O Ministério da Saúde divulgou ontem o novo LIRAa (Levantamento Rápido de Índices de Infestação pelo Aedes aegypti) com densidade larvária preocupante para a maioria das cidades da 10ª RA (Região Administrativa) do Estado de São Paulo. Dos 53 municípios, seis (11,3%) obtiveram um indicador satisfatório no levantamento, de até 0,9. O IIP (Índice de Infestação Predial) de 24 deles (45,2%) ficou em estado de alerta – entre 1 e 3,9 – enquanto os 23 remanescentes (43,4%) apresentam risco de surto para a dengue.

Os dados foram coletados entre janeiro e 15 de março, de modo que muitas das cidades realizaram novos levantamentos e registraram uma representativa diminuição na quantidade de criadouros encontrados durante as vistorias. De acordo com a pasta federal, o LIRAa é um instrumento fundamental para o controle do vetor das doenças dengue, zika e chikungunya. A metodologia permite identificar onde estão concentrados os focos do mosquito em cada município, além de revelar quais os principais tipos de criadouros predominantes.

 

Maiores indicadores

Na região, os maiores IIPs foram encontrados no levantamento de Lucélia (12,2), Euclides da Cunha Paulista (12,1), Panorama (9,2) e Presidente Bernardes (9,0). No entanto, conforme esclareceu a supervisora do controle de vetores e zoonoses, Leidiane Roberta Pereira, supervisora do controle de vetores e zoonoses, na última ADL (Avaliação de Densidade Larvária) o indicador reduziu para 2,3. Até agora o município registra um caso de dengue, mas importado.

“No início do ano, a grande incidência de chuvas influenciou na proliferação dos criadouros, assim como o período de férias, no qual muitos viajaram e deixaram os imóveis fechados, acumulando focos”, explica a supervisora. Diante disso, o órgão promoveu visitas casa a casa, bloqueio de criadouros e intensificação a cada 15 dias da aplicação de larvicidas em áreas consideradas prioritárias, onde há ferros-velhos, escolas ou unidades de saúde. “Nos bebedouros de animais e caixas d’água colocamos um peixinho que se alimenta das larvas”, acrescenta.

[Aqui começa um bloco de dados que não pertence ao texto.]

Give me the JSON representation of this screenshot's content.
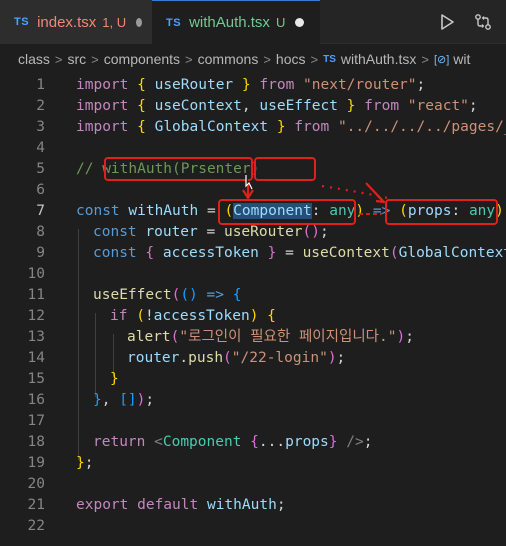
{
  "tabs": [
    {
      "badge": "TS",
      "name": "index.tsx",
      "status": "1, U",
      "state": "inactive"
    },
    {
      "badge": "TS",
      "name": "withAuth.tsx",
      "status": "U",
      "state": "active"
    }
  ],
  "tab_actions": {
    "run_icon": "play-icon",
    "compare_icon": "git-compare-icon"
  },
  "breadcrumb": {
    "parts": [
      "class",
      "src",
      "components",
      "commons",
      "hocs"
    ],
    "file_badge": "TS",
    "file": "withAuth.tsx",
    "symbol_icon": "[⊘]",
    "symbol": "wit"
  },
  "editor": {
    "current_line": 7,
    "lines": [
      {
        "n": "1"
      },
      {
        "n": "2"
      },
      {
        "n": "3"
      },
      {
        "n": "4"
      },
      {
        "n": "5"
      },
      {
        "n": "6"
      },
      {
        "n": "7"
      },
      {
        "n": "8"
      },
      {
        "n": "9"
      },
      {
        "n": "10"
      },
      {
        "n": "11"
      },
      {
        "n": "12"
      },
      {
        "n": "13"
      },
      {
        "n": "14"
      },
      {
        "n": "15"
      },
      {
        "n": "16"
      },
      {
        "n": "17"
      },
      {
        "n": "18"
      },
      {
        "n": "19"
      },
      {
        "n": "20"
      },
      {
        "n": "21"
      },
      {
        "n": "22"
      }
    ],
    "code": {
      "l1": {
        "kw": "import",
        "open": " { ",
        "name": "useRouter",
        "close": " } ",
        "from": "from",
        "src": " \"next/router\"",
        "end": ";"
      },
      "l2": {
        "kw": "import",
        "open": " { ",
        "name1": "useContext",
        "comma": ", ",
        "name2": "useEffect",
        "close": " } ",
        "from": "from",
        "src": " \"react\"",
        "end": ";"
      },
      "l3": {
        "kw": "import",
        "open": " { ",
        "name": "GlobalContext",
        "close": " } ",
        "from": "from",
        "src": " \"../../../../pages/_a"
      },
      "l5": {
        "comment": "// withAuth(Prsenter)"
      },
      "l7": {
        "kw": "const",
        "name": " withAuth",
        "eq": " = ",
        "p1": "(",
        "param": "Component",
        "colon": ": ",
        "ptype": "any",
        "p2": ")",
        "arrow": " => ",
        "p3": "(",
        "param2": "props",
        "colon2": ": ",
        "ptype2": "any",
        "p4": ")",
        "tail": " =>"
      },
      "l8": {
        "kw": "const",
        "name": " router",
        "eq": " = ",
        "fn": "useRouter",
        "call": "()",
        "end": ";"
      },
      "l9": {
        "kw": "const",
        "open": " { ",
        "name": "accessToken",
        "close": " } ",
        "eq": "= ",
        "fn": "useContext",
        "p1": "(",
        "arg": "GlobalContext",
        "p2": ")",
        "end": ";"
      },
      "l11": {
        "fn": "useEffect",
        "p1": "(",
        "p2": "()",
        "arrow": " => ",
        "b": "{"
      },
      "l12": {
        "kw": "if",
        "sp": " ",
        "p1": "(",
        "bang": "!",
        "name": "accessToken",
        "p2": ")",
        "sp2": " ",
        "b": "{"
      },
      "l13": {
        "fn": "alert",
        "p1": "(",
        "str": "\"로그인이 필요한 페이지입니다.\"",
        "p2": ")",
        "end": ";"
      },
      "l14": {
        "obj": "router",
        "dot": ".",
        "fn": "push",
        "p1": "(",
        "str": "\"/22-login\"",
        "p2": ")",
        "end": ";"
      },
      "l15": {
        "b": "}"
      },
      "l16": {
        "b": "}",
        "comma": ", ",
        "arr": "[]",
        "p": ")",
        "end": ";"
      },
      "l18": {
        "kw": "return",
        "sp": " ",
        "lt": "<",
        "tag": "Component",
        "sp2": " ",
        "b1": "{",
        "spread": "...",
        "props": "props",
        "b2": "}",
        "close": " />",
        "end": ";"
      },
      "l19": {
        "b": "}",
        "end": ";"
      },
      "l21": {
        "kw1": "export",
        "kw2": " default",
        "name": " withAuth",
        "end": ";"
      }
    }
  },
  "colors": {
    "annotation": "#e0201a",
    "keyword": "#569cd6",
    "string": "#ce9178",
    "variable": "#9cdcfe"
  }
}
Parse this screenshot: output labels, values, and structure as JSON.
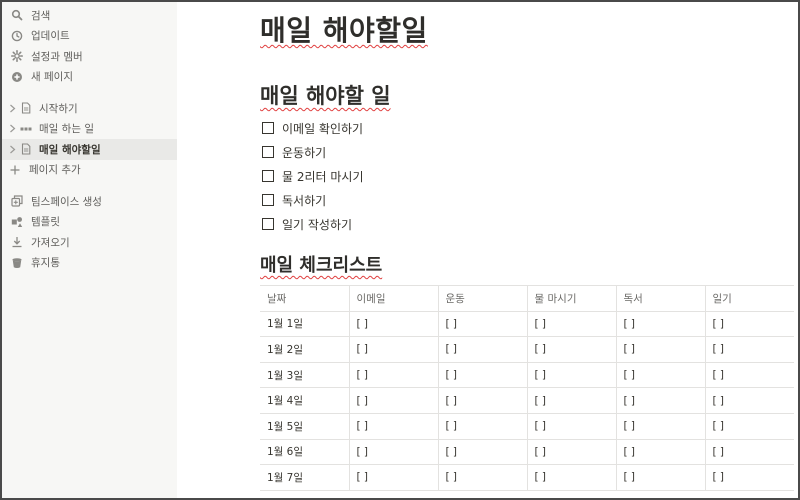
{
  "sidebar": {
    "top_items": [
      {
        "label": "검색",
        "icon": "search-icon"
      },
      {
        "label": "업데이트",
        "icon": "clock-icon"
      },
      {
        "label": "설정과 멤버",
        "icon": "gear-icon"
      },
      {
        "label": "새 페이지",
        "icon": "plus-circle-icon"
      }
    ],
    "pages": [
      {
        "label": "시작하기",
        "icon": "page-icon"
      },
      {
        "label": "매일 하는 일",
        "icon": "database-icon"
      },
      {
        "label": "매일 해야할일",
        "icon": "page-icon",
        "active": true
      }
    ],
    "add_page_label": "페이지 추가",
    "bottom_items": [
      {
        "label": "팀스페이스 생성",
        "icon": "teamspace-icon"
      },
      {
        "label": "템플릿",
        "icon": "template-icon"
      },
      {
        "label": "가져오기",
        "icon": "import-icon"
      },
      {
        "label": "휴지통",
        "icon": "trash-icon"
      }
    ]
  },
  "page": {
    "title": "매일 해야할일",
    "heading_todo": "매일 해야할 일",
    "todos": [
      {
        "label": "이메일 확인하기",
        "checked": false
      },
      {
        "label": "운동하기",
        "checked": false
      },
      {
        "label": "물 2리터 마시기",
        "checked": false
      },
      {
        "label": "독서하기",
        "checked": false
      },
      {
        "label": "일기 작성하기",
        "checked": false
      }
    ],
    "heading_checklist": "매일 체크리스트",
    "table": {
      "headers": [
        "날짜",
        "이메일",
        "운동",
        "물 마시기",
        "독서",
        "일기"
      ],
      "rows": [
        [
          "1월 1일",
          "[ ]",
          "[ ]",
          "[ ]",
          "[ ]",
          "[ ]"
        ],
        [
          "1월 2일",
          "[ ]",
          "[ ]",
          "[ ]",
          "[ ]",
          "[ ]"
        ],
        [
          "1월 3일",
          "[ ]",
          "[ ]",
          "[ ]",
          "[ ]",
          "[ ]"
        ],
        [
          "1월 4일",
          "[ ]",
          "[ ]",
          "[ ]",
          "[ ]",
          "[ ]"
        ],
        [
          "1월 5일",
          "[ ]",
          "[ ]",
          "[ ]",
          "[ ]",
          "[ ]"
        ],
        [
          "1월 6일",
          "[ ]",
          "[ ]",
          "[ ]",
          "[ ]",
          "[ ]"
        ],
        [
          "1월 7일",
          "[ ]",
          "[ ]",
          "[ ]",
          "[ ]",
          "[ ]"
        ]
      ]
    }
  },
  "colors": {
    "sidebar_bg": "#f7f7f5",
    "text": "#37352f",
    "active_bg": "#e9e9e7",
    "spellcheck": "#e03e3e"
  }
}
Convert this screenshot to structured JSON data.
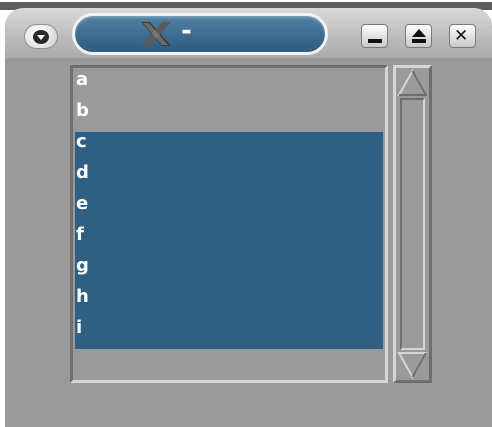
{
  "window": {
    "title": "-",
    "app_icon": "x-icon",
    "buttons": {
      "menu_icon": "chevron-down-icon",
      "minimize_icon": "minimize-icon",
      "maximize_icon": "maximize-icon",
      "close_glyph": "✕"
    }
  },
  "listbox": {
    "items": [
      {
        "label": "a",
        "selected": false
      },
      {
        "label": "b",
        "selected": false
      },
      {
        "label": "c",
        "selected": true
      },
      {
        "label": "d",
        "selected": true
      },
      {
        "label": "e",
        "selected": true
      },
      {
        "label": "f",
        "selected": true
      },
      {
        "label": "g",
        "selected": true
      },
      {
        "label": "h",
        "selected": true
      },
      {
        "label": "i",
        "selected": true
      }
    ]
  },
  "colors": {
    "selection": "#2f5f82",
    "title_pill": "#2e5c80",
    "background": "#9a9a9a",
    "text": "#ffffff"
  }
}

Em Euclides da Cunha Paulista, a situação não é diferente. De acordo com o prefeito Christian Fuziki Ikeda (PSD), a última ADL teve como resultado 1,85. “Para chegar a esse índice, já que o anterior estava mais alto, foi necessária a contratação emergencial de agentes de controle de vetor, mutirão para coleta de entulhos e limpeza de quintais, ação conjunta com as equipes de Estratégia de Saúde da Família (treinamento e visitas das agentes comunitárias de saúde) e limpeza pública, divulgação por rádio e carro de som, além da criação de uma lei municipal criando multa para imóveis com criadouros”, informa o chefe do Executivo. Além disso, o município está com um edital de concurso público aberto para contratação de mais agentes de controle de vetor. Até o momento, não houve confirmação de nenhum caso de dengue no município.

 

Casos preocupantes

A coordenadora da Vigilância Sanitária e da equipe de vetores de Presidente Bernardes, Jussara Camargo, conta que conseguiu zerar o índice de infestação predial no último levantamento, diante dos dias mais frios que prejudicam a proliferação do mosquito Aedes aegypti. Até o momento, a cidade conta apenas com suspeitas de dengue.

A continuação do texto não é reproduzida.